Further, in the step3 CRF utilize Laotian word contextual information feature, by study Step2 in Training corpus acquisition make training sample annotated sequence in the characteristic set and feature of annotated sequence set conditional maximum probability Weight.

Further, in the step step3 using SVM forward direction and SVM inversely respectively to the training corpus in Step2 into Rower note obtains 2 parts of different prediction results using from left to right identifying direction and identifying the otherness in direction from right to left.

In conjunction with attached drawing, the embodiment of the present invention is explained in detail above, but the present invention is not limited to above-mentioned Embodiment within the knowledge of a person skilled in the art can also be before not departing from present inventive concept Put that various changes can be made.

Claims

1. a kind of Laotian base noun phrase recognition methods based on stack combinations classifier, it is characterised in that: specific steps It is as follows:

It is basic manually to mark out Laotian by Laotian base noun phrase corpus by participle and part-of-speech tagging system by Step1 Noun phrase obtains experimental data set；

Step2, by step1 obtain experimental data set carry out data set be divided into 5 parts, wherein 4 parts be used as training corpus, 1 part As testing material；

Step3 divides equally the training corpus obtained to step2 respectively using CRF, SVM forward direction and the reverse three kinds of models of SVM and marks Note obtains 3 parts of different prediction classification results, the experimental data set one that 3 parts of different prediction classification results and step1 are obtained With the new data acquisition system of composition；

Step4, the testing material test model obtained using step2, is selected to the highest model of sequence labelling performance as upper Layer disaggregated model；

Step5, the new data acquisition system obtained using step3 are made with obtaining 3 parts of different classifications results in word, part of speech and step3 Feature is sent to upper layer disaggregated model, and using its recognition result as final result.

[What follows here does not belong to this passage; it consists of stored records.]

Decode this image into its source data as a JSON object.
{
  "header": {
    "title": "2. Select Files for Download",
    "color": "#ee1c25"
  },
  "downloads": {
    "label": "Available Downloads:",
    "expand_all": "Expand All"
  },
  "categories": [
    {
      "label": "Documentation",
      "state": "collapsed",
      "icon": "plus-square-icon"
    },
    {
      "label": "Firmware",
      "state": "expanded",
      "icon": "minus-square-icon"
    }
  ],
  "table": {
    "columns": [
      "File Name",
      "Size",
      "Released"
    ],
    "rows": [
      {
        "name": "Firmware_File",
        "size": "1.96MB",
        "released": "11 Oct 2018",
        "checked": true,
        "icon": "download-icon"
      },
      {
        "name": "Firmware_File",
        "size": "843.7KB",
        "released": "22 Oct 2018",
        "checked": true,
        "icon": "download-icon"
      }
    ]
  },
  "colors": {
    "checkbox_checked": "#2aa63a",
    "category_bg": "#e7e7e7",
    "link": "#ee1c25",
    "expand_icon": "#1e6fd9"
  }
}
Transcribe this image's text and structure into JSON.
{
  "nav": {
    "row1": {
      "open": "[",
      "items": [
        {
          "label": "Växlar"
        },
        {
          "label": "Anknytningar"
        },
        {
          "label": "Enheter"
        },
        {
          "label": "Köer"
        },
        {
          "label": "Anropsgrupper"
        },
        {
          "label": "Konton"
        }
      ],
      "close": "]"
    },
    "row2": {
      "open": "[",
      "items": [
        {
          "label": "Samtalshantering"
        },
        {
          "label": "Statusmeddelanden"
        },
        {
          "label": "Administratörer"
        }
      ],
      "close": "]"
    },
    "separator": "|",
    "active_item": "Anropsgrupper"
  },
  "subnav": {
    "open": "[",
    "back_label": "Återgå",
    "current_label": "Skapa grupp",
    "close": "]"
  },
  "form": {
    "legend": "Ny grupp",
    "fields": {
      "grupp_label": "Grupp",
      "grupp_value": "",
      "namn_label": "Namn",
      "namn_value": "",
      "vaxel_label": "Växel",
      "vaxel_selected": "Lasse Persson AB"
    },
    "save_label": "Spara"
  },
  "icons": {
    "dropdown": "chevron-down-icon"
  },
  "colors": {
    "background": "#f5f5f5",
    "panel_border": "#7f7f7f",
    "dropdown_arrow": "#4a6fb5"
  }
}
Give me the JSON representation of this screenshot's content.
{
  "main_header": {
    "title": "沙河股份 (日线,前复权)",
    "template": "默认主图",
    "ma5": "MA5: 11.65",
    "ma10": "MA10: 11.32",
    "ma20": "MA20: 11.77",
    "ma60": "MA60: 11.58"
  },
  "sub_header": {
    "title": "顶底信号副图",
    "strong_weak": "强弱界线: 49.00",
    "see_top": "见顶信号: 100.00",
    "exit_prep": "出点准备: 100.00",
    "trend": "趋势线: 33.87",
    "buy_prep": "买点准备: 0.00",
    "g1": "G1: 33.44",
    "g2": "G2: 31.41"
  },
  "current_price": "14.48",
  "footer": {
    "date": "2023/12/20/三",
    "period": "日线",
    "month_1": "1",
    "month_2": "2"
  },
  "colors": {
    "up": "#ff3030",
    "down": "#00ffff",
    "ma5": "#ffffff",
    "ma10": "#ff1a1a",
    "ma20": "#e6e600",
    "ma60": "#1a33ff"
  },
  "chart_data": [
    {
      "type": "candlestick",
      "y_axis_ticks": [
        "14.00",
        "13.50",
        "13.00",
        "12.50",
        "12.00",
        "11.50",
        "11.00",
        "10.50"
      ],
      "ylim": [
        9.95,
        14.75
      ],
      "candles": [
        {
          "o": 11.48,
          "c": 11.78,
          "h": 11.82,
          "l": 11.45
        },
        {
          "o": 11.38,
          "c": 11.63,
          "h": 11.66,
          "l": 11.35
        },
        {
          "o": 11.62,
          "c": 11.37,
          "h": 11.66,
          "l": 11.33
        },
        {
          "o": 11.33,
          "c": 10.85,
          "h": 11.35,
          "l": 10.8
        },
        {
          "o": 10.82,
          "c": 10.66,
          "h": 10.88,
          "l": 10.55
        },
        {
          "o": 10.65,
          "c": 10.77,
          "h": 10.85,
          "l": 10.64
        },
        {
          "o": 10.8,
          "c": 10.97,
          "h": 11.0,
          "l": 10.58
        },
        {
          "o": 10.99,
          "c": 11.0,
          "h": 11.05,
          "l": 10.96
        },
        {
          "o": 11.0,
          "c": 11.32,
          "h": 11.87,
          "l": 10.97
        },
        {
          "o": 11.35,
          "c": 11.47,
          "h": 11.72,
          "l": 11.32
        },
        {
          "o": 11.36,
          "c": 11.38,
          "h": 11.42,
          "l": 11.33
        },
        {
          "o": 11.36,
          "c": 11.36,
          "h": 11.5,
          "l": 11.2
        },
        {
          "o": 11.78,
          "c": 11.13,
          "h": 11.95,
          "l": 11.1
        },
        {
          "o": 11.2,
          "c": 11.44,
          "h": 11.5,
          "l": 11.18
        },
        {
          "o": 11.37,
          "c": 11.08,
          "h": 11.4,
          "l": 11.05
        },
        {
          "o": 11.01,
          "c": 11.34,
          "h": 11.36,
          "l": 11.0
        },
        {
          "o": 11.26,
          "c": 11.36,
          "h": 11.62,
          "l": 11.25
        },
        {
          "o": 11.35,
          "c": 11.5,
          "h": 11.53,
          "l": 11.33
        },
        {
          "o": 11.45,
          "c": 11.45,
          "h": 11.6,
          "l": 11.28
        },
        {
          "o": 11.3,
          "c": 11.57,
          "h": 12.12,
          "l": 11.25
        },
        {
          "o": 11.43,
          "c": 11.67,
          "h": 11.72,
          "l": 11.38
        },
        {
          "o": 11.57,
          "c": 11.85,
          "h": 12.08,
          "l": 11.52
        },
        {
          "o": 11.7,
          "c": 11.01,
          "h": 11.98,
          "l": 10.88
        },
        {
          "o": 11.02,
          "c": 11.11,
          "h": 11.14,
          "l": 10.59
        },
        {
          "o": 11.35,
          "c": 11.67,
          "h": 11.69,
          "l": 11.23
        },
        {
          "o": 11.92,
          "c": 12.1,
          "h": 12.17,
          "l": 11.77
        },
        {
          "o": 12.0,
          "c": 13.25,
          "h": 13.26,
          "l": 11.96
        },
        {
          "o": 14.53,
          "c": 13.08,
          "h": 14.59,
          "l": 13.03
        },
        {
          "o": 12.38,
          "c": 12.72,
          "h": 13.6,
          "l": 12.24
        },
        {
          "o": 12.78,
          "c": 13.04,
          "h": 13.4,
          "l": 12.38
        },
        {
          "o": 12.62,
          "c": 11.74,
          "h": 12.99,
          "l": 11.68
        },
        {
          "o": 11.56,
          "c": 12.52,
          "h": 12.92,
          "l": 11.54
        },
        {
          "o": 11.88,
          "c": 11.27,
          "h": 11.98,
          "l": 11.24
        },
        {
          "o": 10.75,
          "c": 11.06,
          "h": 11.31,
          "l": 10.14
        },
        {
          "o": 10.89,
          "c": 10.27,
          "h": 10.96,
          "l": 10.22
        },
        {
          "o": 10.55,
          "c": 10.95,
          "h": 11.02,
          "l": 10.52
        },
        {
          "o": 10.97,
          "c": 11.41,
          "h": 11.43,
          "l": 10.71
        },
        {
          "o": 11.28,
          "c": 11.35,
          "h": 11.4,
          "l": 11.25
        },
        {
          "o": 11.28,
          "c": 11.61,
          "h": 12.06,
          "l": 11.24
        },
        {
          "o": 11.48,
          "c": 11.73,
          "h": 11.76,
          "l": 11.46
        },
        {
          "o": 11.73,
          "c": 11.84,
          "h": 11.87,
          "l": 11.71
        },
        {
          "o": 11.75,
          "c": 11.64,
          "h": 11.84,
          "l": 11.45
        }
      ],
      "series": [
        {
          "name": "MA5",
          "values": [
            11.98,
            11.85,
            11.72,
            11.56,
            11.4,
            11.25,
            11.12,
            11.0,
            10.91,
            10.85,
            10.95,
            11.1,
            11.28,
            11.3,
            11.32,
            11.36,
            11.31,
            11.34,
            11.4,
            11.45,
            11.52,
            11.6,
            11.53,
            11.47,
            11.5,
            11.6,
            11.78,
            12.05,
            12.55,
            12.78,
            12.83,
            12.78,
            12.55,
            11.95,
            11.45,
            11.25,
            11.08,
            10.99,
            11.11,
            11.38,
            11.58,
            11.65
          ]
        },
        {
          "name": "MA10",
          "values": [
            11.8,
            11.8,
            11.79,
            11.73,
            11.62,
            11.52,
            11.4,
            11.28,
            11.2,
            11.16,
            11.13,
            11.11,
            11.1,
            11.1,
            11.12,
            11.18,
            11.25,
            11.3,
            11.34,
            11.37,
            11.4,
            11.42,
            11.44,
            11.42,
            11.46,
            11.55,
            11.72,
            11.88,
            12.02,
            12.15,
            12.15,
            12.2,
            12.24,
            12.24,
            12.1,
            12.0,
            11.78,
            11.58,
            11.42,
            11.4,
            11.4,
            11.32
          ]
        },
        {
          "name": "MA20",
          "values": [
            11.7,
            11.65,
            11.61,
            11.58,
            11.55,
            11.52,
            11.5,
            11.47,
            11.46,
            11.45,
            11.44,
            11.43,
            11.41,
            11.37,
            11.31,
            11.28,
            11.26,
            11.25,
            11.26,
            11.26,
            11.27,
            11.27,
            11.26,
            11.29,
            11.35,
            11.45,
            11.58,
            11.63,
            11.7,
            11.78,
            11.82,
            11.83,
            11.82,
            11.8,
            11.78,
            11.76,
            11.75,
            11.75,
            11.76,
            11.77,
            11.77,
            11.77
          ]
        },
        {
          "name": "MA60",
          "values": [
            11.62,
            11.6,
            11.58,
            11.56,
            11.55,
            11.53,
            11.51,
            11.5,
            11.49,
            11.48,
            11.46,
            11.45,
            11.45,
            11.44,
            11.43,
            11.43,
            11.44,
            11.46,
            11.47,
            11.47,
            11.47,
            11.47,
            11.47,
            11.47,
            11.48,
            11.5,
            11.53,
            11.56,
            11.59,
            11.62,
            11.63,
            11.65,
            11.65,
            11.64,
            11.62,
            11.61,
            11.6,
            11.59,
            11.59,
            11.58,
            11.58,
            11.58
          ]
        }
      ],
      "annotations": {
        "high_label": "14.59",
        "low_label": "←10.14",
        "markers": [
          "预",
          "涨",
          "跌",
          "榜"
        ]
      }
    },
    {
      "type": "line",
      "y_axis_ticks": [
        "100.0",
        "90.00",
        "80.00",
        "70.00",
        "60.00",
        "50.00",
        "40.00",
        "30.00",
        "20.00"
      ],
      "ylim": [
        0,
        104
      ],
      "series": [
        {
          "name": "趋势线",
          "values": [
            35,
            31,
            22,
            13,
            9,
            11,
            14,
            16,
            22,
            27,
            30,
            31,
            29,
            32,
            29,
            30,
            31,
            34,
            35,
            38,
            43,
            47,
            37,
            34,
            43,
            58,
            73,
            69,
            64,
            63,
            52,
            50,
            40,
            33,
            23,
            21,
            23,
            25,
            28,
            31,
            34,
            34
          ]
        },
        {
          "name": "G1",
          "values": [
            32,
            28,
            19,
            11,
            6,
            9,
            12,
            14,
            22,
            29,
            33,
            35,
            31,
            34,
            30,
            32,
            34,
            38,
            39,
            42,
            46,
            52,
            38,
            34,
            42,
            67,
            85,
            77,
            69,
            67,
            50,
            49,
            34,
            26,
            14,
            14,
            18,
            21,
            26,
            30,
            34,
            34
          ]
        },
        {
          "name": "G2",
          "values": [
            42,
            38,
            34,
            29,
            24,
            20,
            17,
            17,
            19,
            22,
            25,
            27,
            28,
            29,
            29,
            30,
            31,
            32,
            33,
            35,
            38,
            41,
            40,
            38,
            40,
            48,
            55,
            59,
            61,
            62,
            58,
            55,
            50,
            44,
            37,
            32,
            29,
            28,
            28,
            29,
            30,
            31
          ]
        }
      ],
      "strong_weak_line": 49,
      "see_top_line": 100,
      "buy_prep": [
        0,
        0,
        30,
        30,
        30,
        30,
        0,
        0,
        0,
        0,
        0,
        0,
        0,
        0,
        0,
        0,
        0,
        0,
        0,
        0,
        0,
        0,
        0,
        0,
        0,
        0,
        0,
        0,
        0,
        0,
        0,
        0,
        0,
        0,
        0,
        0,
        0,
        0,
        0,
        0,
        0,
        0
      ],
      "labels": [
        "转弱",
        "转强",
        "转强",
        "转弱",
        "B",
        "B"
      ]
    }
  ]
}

2. the Laotian base noun phrase recognition methods according to claim 1 based on stack combinations classifier, special Sign is: the specific steps manually marked in the step1 are as follows: passes through the sequence of terms S=W for input₁W₂…W_I…W_n, W_I For i-th word, the target of task is to obtain a corresponding annotated sequence T^*=T₁T₂…T_I…T_n, so that the sequence it is all can Can annotated sequence in maximum probability, wherein T_I∈ { B, I, O }, B identify the left margin of Laotian base noun phrase, I mark Inside Laotian base noun phrase, O identifies other.

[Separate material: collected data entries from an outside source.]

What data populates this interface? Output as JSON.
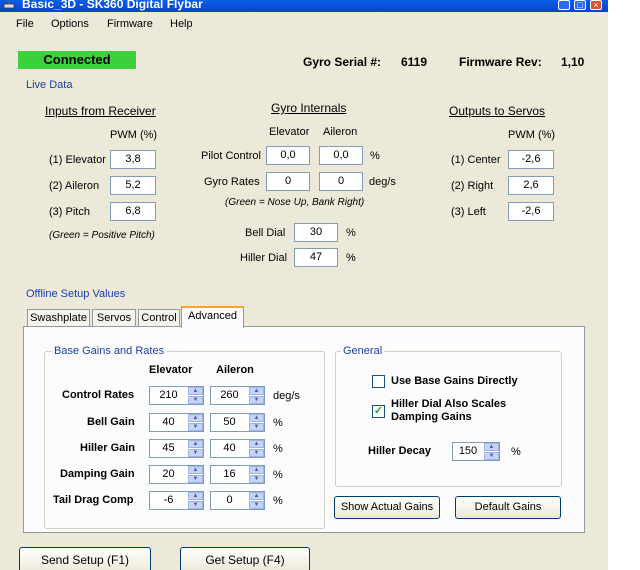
{
  "window": {
    "title": "Basic_3D - SK360 Digital Flybar"
  },
  "menu": [
    "File",
    "Options",
    "Firmware",
    "Help"
  ],
  "status": {
    "label": "Connected",
    "color": "#3cd03c"
  },
  "gyro_serial": {
    "label": "Gyro Serial #:",
    "value": "6119"
  },
  "firmware_rev": {
    "label": "Firmware Rev:",
    "value": "1,10"
  },
  "live_data": {
    "title": "Live Data",
    "inputs": {
      "heading": "Inputs from Receiver",
      "unit_header": "PWM (%)",
      "rows": [
        {
          "label": "(1) Elevator",
          "value": "3,8"
        },
        {
          "label": "(2) Aileron",
          "value": "5,2"
        },
        {
          "label": "(3) Pitch",
          "value": "6,8"
        }
      ],
      "note": "(Green = Positive Pitch)"
    },
    "gyro": {
      "heading": "Gyro Internals",
      "col_elevator": "Elevator",
      "col_aileron": "Aileron",
      "rows": [
        {
          "label": "Pilot Control",
          "elevator": "0,0",
          "aileron": "0,0",
          "unit": "%"
        },
        {
          "label": "Gyro Rates",
          "elevator": "0",
          "aileron": "0",
          "unit": "deg/s"
        }
      ],
      "note": "(Green = Nose Up, Bank Right)",
      "bell_dial": {
        "label": "Bell Dial",
        "value": "30",
        "unit": "%"
      },
      "hiller_dial": {
        "label": "Hiller Dial",
        "value": "47",
        "unit": "%"
      }
    },
    "outputs": {
      "heading": "Outputs to Servos",
      "unit_header": "PWM (%)",
      "rows": [
        {
          "label": "(1) Center",
          "value": "-2,6"
        },
        {
          "label": "(2) Right",
          "value": "2,6"
        },
        {
          "label": "(3) Left",
          "value": "-2,6"
        }
      ]
    }
  },
  "offline": {
    "title": "Offline Setup Values",
    "tabs": [
      {
        "label": "Swashplate",
        "active": false
      },
      {
        "label": "Servos",
        "active": false
      },
      {
        "label": "Control",
        "active": false
      },
      {
        "label": "Advanced",
        "active": true
      }
    ],
    "base_gains": {
      "title": "Base Gains and Rates",
      "col_elevator": "Elevator",
      "col_aileron": "Aileron",
      "rows": [
        {
          "label": "Control Rates",
          "elevator": "210",
          "aileron": "260",
          "unit": "deg/s"
        },
        {
          "label": "Bell Gain",
          "elevator": "40",
          "aileron": "50",
          "unit": "%"
        },
        {
          "label": "Hiller Gain",
          "elevator": "45",
          "aileron": "40",
          "unit": "%"
        },
        {
          "label": "Damping Gain",
          "elevator": "20",
          "aileron": "16",
          "unit": "%"
        },
        {
          "label": "Tail Drag Comp",
          "elevator": "-6",
          "aileron": "0",
          "unit": "%"
        }
      ]
    },
    "general": {
      "title": "General",
      "use_base_gains": {
        "label": "Use Base Gains Directly",
        "checked": false
      },
      "hiller_dial_scales": {
        "label_line1": "Hiller Dial Also Scales",
        "label_line2": "Damping Gains",
        "checked": true
      },
      "hiller_decay": {
        "label": "Hiller Decay",
        "value": "150",
        "unit": "%"
      }
    },
    "buttons": {
      "show_actual": "Show Actual Gains",
      "default_gains": "Default Gains"
    }
  },
  "footer": {
    "send_setup": "Send Setup (F1)",
    "get_setup": "Get Setup (F4)"
  }
}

3. the Laotian base noun phrase recognition methods according to claim 1 based on stack combinations classifier, special Sign is: CRF utilizes the contextual information feature of Laotian word in the step3, passes through the training corpus in study Step2 Acquisition makes training sample annotated sequence in the characteristic set and feature weight of annotated sequence set conditional maximum probability.

4. the Laotian base noun phrase recognition methods according to claim 1 or 3 based on stack combinations classifier, It is characterized in that: inversely the training corpus in Step2 being labeled respectively using SVM forward direction and SVM in the step step3, Using from left to right identifying direction and identifying the otherness in direction from right to left, 2 parts of different prediction results are obtained.

5. the Laotian base noun phrase recognition methods according to claim 1 based on stack combinations classifier, special Sign is: selection to the method for the highest model of sequence labelling performance is evaluated using CoNLL2000 in the step step4, It is evaluated using accurate rate P, recall rate R and F value.